バックの中身を出すように促され、小生がバックから取出したのは折畳傘1本・日経新聞・筆記道具に講習の資料や教本。
それだけ。
それだけしか出てこなかったことに若い方は失意の表情が見え見え。
〝ついでに身分証も出してやる〟と、ワザと「保険証」を自ら呈示した。

折畳傘にナイフでも仕込んでいないのかと若い方は傘を広げて、骨の1本1本まで点検しだしたが彼らが望む「怪しい物」は何1つ無かった。

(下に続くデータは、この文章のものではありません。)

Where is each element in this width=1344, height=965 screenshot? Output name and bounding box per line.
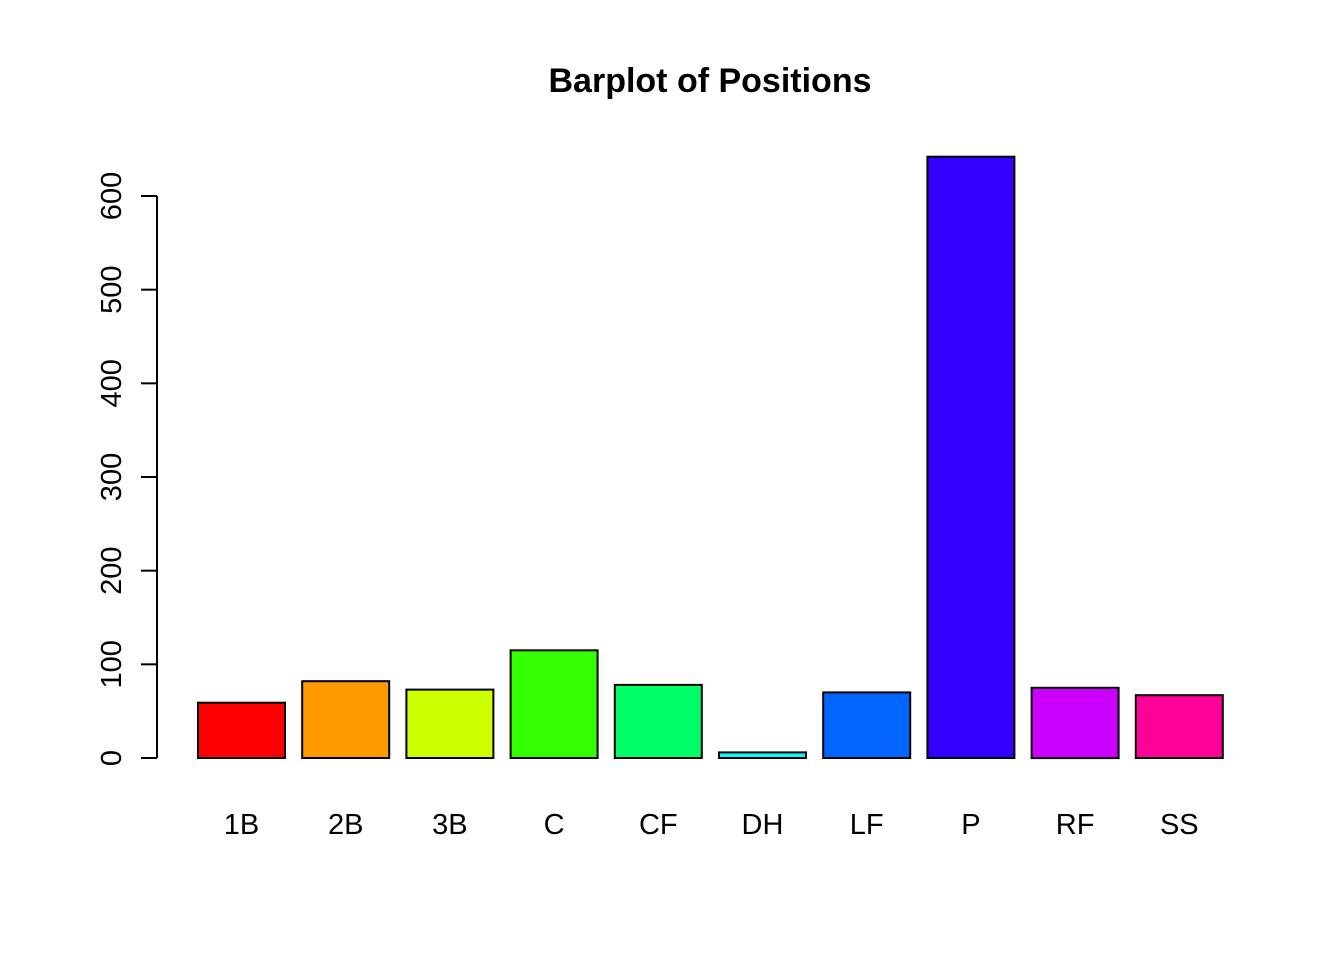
y-axis: 0 100 200 300 400 500 600 xyxy=(96,172,158,766)
x-category-label: 2B xyxy=(328,809,363,841)
x-category-label: CF xyxy=(639,809,678,841)
x-category-label: SS xyxy=(1160,809,1199,841)
y-tick-label: 600 xyxy=(96,172,128,220)
bar-rf xyxy=(1030,686,1120,760)
bars-group xyxy=(197,155,1224,760)
x-category-label: C xyxy=(544,809,565,841)
bar-cf xyxy=(613,683,703,760)
bar-2b xyxy=(301,680,391,760)
x-category-label: RF xyxy=(1056,809,1095,841)
y-tick-label: 500 xyxy=(96,265,128,313)
bar-lf xyxy=(822,691,912,760)
y-tick-label: 200 xyxy=(96,546,128,594)
x-category-label: DH xyxy=(742,809,784,841)
y-tick-label: 400 xyxy=(96,359,128,407)
x-axis-labels: 1B 2B 3B C CF DH LF P RF SS xyxy=(224,809,1199,841)
y-tick-label: 0 xyxy=(96,750,128,766)
chart-title: Barplot of Positions xyxy=(549,62,872,100)
bar-dh xyxy=(718,751,807,760)
bar-3b xyxy=(405,688,495,759)
bar-ss xyxy=(1134,694,1224,760)
bar-p xyxy=(926,155,1016,759)
x-category-label: 1B xyxy=(224,809,259,841)
y-tick-label: 300 xyxy=(96,453,128,501)
bar-1b xyxy=(197,701,286,760)
bar-c xyxy=(509,649,599,759)
y-tick-label: 100 xyxy=(96,640,128,688)
x-category-label: 3B xyxy=(432,809,467,841)
x-category-label: P xyxy=(961,809,980,841)
x-category-label: LF xyxy=(850,809,884,841)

〝で、どうする〟と若い方に訊いた小生に巡査長は〝申し訳御座いません〟と謝った。
〝アンタじゃない、コッチのガキに訊いてる〟と、向き直ったが消え入るような声で〝スミマセン〟とだけしか言わなかった。

秋葉原の事件以来、頭にキャップうを被ってザックを背負った者を「危険人物」と見做し、「職務質問」に精励していると事情を話してくれたが、人相や年恰好は関係なく何しろ「職務質問」なのだそうだ。
それはそれで、何の根拠もないアホな仕草だと指摘したが若い方は何ともツマラナイ面をしている。
確かにいつ、どこで人が豹変するのか分らない変な時代になったが、警官どもには何より先に「国民に愛される警官」でなければならない筈だと諭した。
巡査長は兎も角、若い方は自分の思い違いから始まったこの1時間ほどの騒動の終結がコチラからの説教かよと言った風で頭を垂れ、小生の話を聞いていた。

〝約束通り先程の場所で土下座してもらおう!〟と「任意」から解放された小生は外に警官2人と出た。
若い方は最後まで抵抗しそうだったが、巡査長が俄に膝をついたので〝アンタじゃない〟と言い、若い方に〝気をつけろ!〟捨て台詞を吐いてその場を後にした。